Now, if your tenants are big chains, a recession isn’t so bad. As long as the company avoid bankruptcy, you know the rent is getting paid. But, with independent tenants, there’s not really much you can do, unless you have secured personal guarantees and you’re really excited to try to take peoples’ houses away.
Banks know this and so they are very hesitant to lend against retail properties with so-called non-credit tenants. So, on top of the business model issue, there is also a financing issue, in that the leverage you want / need is both harder to get and more expensive than it is in multifamily.
Bottom line: The type of project we’d love to do, with well-chosen, independent shops, is risky and difficult to finance. So, unless the land is an absolute steal, we’re going to stick with multifamily for the time being.
Hat tip to Adrian over at Curbed for noticing a new, irritating piece of regulation from LA’s city council.
Here’s the regulation, in a nut-shell:
“The LA City Council … preliminarily pass[ed] an ordinance that will make it illegal to covertly demolish buildings more than 45 years old… The ordinance requires property owners to notify neighbors and their Council District Office, and to post notice on the property, for 30 days before they can get a demolition permit for an old building. It also introduces a $60 fee for anyone looking to tear down an old building, to cover costs.”
It’s only 30 days, right? Not a big deal, you might think. Wrong. Why?
45 years ago, LA was basically a bunch of inter-connected suburbs. A ton of residential structures were not built as densely as the zoning allowed. And much of the commercial space reflected the times in which it was built (for example, strip centers with awful parking lots abutting sidewalks and making neighborhoods feel terrible).
Developers big and small are now making money by buying these obsolete buildings, ripping them down, and building better structures in their place. Am not arguing that all development is sensitive / good… there’s plenty of junk being built. But, by and large, I’d prefer to bet on the profit motive forcing developers to build densely, which is the most important thing for making our city more affordable / walkable.
So, you might ask, why does a 30 day delay matter?
The answer is that it introduces additional uncertainty into the development business. Now, instead of closing on a property, getting plans approved, and ripping the existing structure down, you’re going to need to run this 30 day gauntlet with your fingers crossed, hoping that some wacko isn’t going to start a campaign to save it.

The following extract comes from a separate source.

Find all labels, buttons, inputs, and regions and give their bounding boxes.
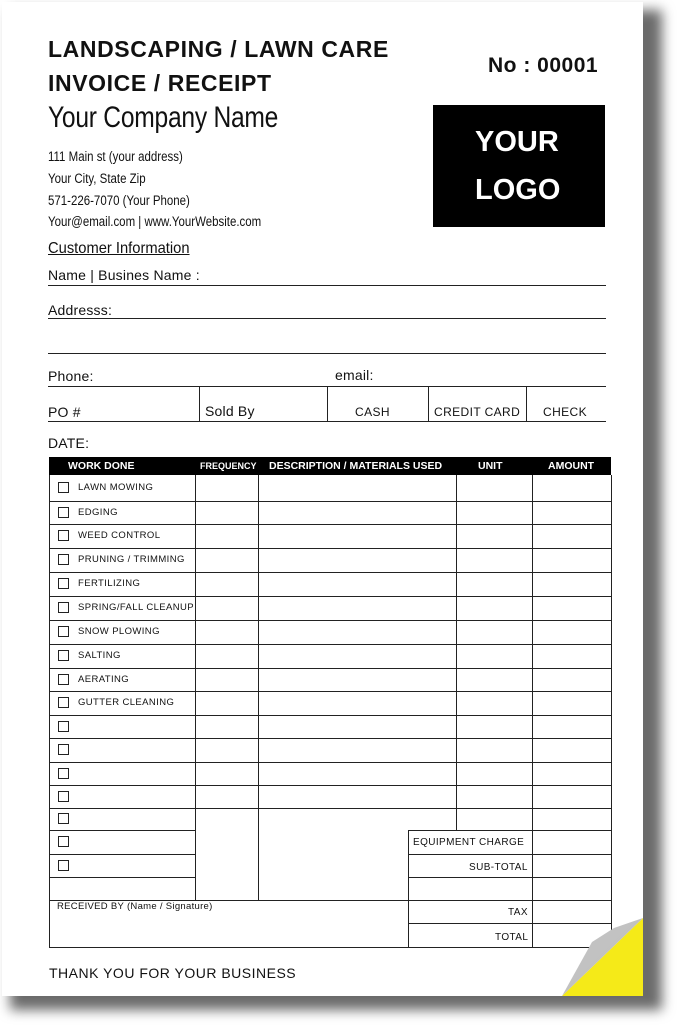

When you add uncertainty to development projects, you force the developer to demand more profit in order to run the risk of building. The main ways to build in more profit are to buy the land for less (hurting the existing owner) or else sell / rent the resulting new structure for more (driving up housing / business costs).
Now, I’m not arguing against the idea of historical preservation. There are clearly some exceptional buildings that we’d like to keep around in our city. And, if the city is doing its job, then those buildings should be on historical preservation lists where you can’t pull any demo permits, ever.

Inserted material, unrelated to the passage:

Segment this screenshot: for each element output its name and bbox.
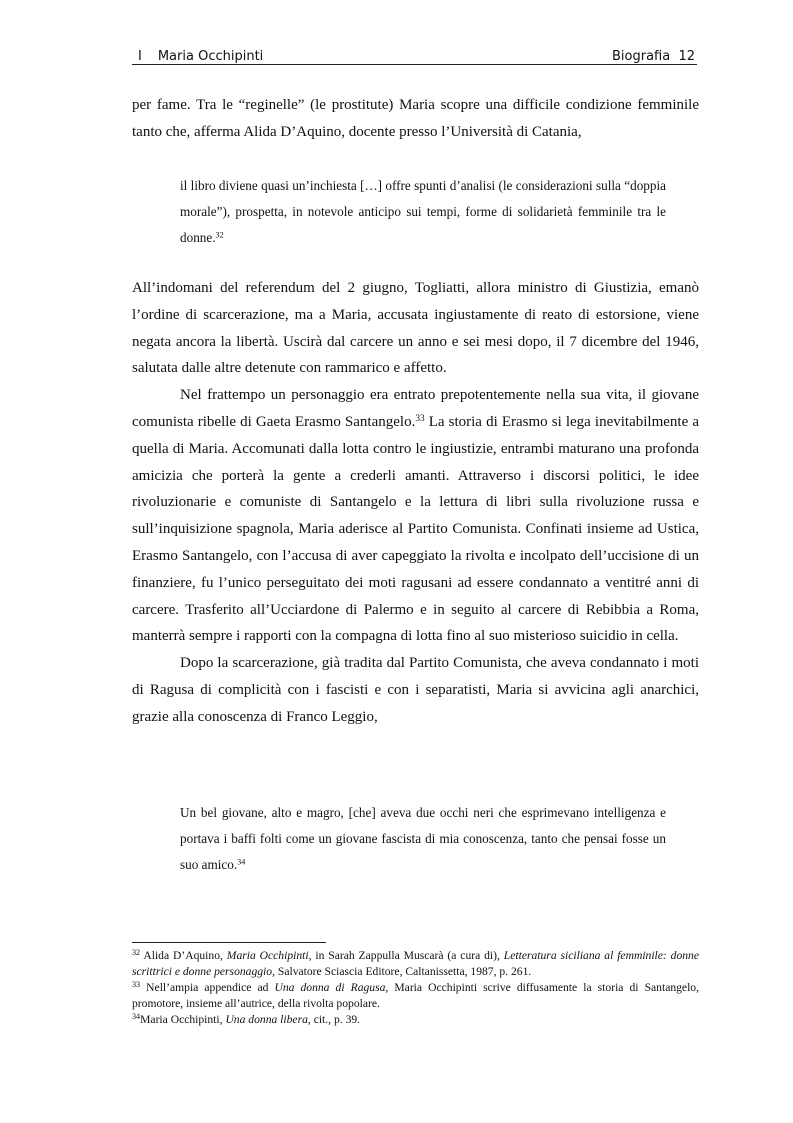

But it’s patently absurd to make delay ALL development so that we can avoid maybe losing some marginal structures that aren’t actually important enough to be designated as landmarks. Not very smart.
(For what it’s worth, here’s my prediction: Developers will start asking sellers to post notices and then pull demo permits prior to removing contingencies on acquisitions of properties with “historical” structures. This way, it will become the seller’s problem, rather than the buyer’s.)